Daily I see God's care for me, though, and that's worth so much more than the annoyances and frustrations of travel -- of packing and repacking, of not being able to stock up food, of knowing that everything you buy - unless you consume it - you must carry, of having no idea where to go next, of having to pay exorbant amounts to use email(!). I can't wait until I can return home and think back on all I've seen and done and am able to see even more clearly than now how God has watched over and provided for me and blessed me in small and big ways.
08 November 2001
 
GALWAY to DUBLIN. [from journal]
“...On the bus I saw Ireland: All day the weather has been sunny - then rainy - then sunny - then rainy. At one point, I saw a rainbow on my left in the midst of a hazy, grey-blue sky with smudgy-brown clouds and the grass was glow-green. On my right, the sun shone through in patches on the ground and the sky was a deep yet muted blue. Looking back to the rainbow, a cloud of white birds flew up and away across the rainbow and grey-blue-brown sky...”
19 November 2001
 
KILKENNY. I've been here for almost a week now and love it. The town is known as the medieval town of Ireland which is seen in the old buildings scattered throughout the towncentre, the old, tiny alleyways, the castle, and the old cathedrals and abbeys with some of the most beautiful celtic crosses I've ever seen in their graveyards. There is a similar feel here as in Stratford, England - with the same small, simple beauty and sense of history which seems to have settled into the streets. Hopefully I'll be able to stay here for a while, God willing.
09 December 2001
 
KILKENNY to DUBLIN. [from journal]
“...My last real view was behind me where the land and sky met in a mix of brilliant colours - orange, blue, green - and it seemed earth and sky were a part of each other - that it was a place of magic - you'd have to slip right in through the middle, if you could, to make it through...”

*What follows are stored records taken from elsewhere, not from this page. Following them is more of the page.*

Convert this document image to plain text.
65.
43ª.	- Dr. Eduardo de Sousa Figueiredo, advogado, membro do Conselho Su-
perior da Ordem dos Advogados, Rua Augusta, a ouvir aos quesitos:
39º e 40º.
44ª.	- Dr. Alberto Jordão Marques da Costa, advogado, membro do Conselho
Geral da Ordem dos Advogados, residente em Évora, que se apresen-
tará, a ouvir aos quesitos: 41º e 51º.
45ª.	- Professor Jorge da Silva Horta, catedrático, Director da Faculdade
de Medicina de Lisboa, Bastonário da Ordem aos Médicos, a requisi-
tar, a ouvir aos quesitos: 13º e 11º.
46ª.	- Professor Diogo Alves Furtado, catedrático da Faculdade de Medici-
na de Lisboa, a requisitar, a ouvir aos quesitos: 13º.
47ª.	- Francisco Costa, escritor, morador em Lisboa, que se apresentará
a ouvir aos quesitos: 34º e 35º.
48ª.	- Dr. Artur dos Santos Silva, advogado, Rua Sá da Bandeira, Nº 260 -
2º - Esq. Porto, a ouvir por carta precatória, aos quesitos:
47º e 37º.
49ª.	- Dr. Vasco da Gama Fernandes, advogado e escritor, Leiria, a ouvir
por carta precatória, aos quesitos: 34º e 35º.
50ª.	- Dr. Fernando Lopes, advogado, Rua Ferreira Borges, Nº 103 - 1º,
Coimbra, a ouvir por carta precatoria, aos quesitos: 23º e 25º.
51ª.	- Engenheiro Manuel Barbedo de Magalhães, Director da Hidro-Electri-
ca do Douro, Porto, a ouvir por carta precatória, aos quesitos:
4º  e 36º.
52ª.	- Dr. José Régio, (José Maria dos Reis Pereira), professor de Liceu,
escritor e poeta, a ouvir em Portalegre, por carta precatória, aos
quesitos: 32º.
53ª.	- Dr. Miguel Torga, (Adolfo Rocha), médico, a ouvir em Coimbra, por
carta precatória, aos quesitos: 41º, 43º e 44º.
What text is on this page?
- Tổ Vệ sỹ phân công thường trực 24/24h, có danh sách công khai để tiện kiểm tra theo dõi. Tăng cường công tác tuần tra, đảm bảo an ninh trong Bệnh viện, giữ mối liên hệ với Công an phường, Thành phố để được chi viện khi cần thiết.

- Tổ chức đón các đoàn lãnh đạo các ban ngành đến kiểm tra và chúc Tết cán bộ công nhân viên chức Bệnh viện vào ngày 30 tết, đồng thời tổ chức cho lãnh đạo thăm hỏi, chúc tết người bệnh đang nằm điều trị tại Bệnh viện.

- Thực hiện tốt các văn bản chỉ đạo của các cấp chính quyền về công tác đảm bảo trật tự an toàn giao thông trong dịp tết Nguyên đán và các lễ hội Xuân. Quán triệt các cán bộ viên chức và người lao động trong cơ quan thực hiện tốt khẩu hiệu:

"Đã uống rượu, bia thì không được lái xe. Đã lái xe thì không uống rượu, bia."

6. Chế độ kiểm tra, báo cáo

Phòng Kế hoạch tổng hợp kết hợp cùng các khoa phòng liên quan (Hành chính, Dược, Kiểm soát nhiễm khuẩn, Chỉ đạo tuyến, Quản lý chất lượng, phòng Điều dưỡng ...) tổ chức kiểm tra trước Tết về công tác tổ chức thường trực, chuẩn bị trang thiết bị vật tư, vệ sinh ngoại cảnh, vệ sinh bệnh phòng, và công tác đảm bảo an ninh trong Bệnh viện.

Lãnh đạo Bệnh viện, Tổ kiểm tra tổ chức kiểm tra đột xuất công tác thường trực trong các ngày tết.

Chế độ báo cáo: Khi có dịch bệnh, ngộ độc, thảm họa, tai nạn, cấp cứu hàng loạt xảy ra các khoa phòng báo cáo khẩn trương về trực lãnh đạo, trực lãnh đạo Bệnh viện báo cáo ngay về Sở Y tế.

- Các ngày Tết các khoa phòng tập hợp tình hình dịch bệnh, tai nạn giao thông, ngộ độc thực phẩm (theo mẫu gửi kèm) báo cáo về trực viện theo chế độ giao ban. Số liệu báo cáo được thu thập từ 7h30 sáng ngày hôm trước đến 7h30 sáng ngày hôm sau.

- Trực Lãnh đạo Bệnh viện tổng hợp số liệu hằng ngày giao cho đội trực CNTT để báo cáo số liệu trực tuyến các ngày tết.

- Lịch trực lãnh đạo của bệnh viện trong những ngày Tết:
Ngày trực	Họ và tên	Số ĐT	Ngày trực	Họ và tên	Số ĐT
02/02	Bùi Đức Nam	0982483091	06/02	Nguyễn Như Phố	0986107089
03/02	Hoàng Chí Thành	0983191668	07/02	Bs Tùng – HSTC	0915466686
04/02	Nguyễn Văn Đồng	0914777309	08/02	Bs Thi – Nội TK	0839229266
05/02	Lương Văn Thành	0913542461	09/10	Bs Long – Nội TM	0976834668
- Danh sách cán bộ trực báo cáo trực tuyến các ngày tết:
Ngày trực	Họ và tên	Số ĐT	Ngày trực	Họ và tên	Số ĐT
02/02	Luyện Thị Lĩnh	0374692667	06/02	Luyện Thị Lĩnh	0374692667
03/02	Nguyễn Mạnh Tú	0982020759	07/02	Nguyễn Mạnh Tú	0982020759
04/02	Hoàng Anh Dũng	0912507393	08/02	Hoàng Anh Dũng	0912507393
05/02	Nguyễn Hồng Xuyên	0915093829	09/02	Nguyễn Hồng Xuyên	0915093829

"Though we travel the world over to find the beautiful, we must carry it with us or we find it not."
[Ralph Waldo Emerson]
 
"Two roads diverged in a wood and I -- I took the one less traveled by, and that has made all the difference."
[Robert Frost]
 
"An adventure is only an inconvenience rightly considered. An inconvenience is only an adventure wrongly considered."
[G. K. Chesterton]
 
"Every man ought to be inquisitive through every hour of his great adventure down to the day when he shall no longer cast a shadow in the sun.
For if he dies without a question in his heart, what excuse is there for his continuance?"
[Frank Moore Colby]
 
"When my heart faints I will remember sights like these."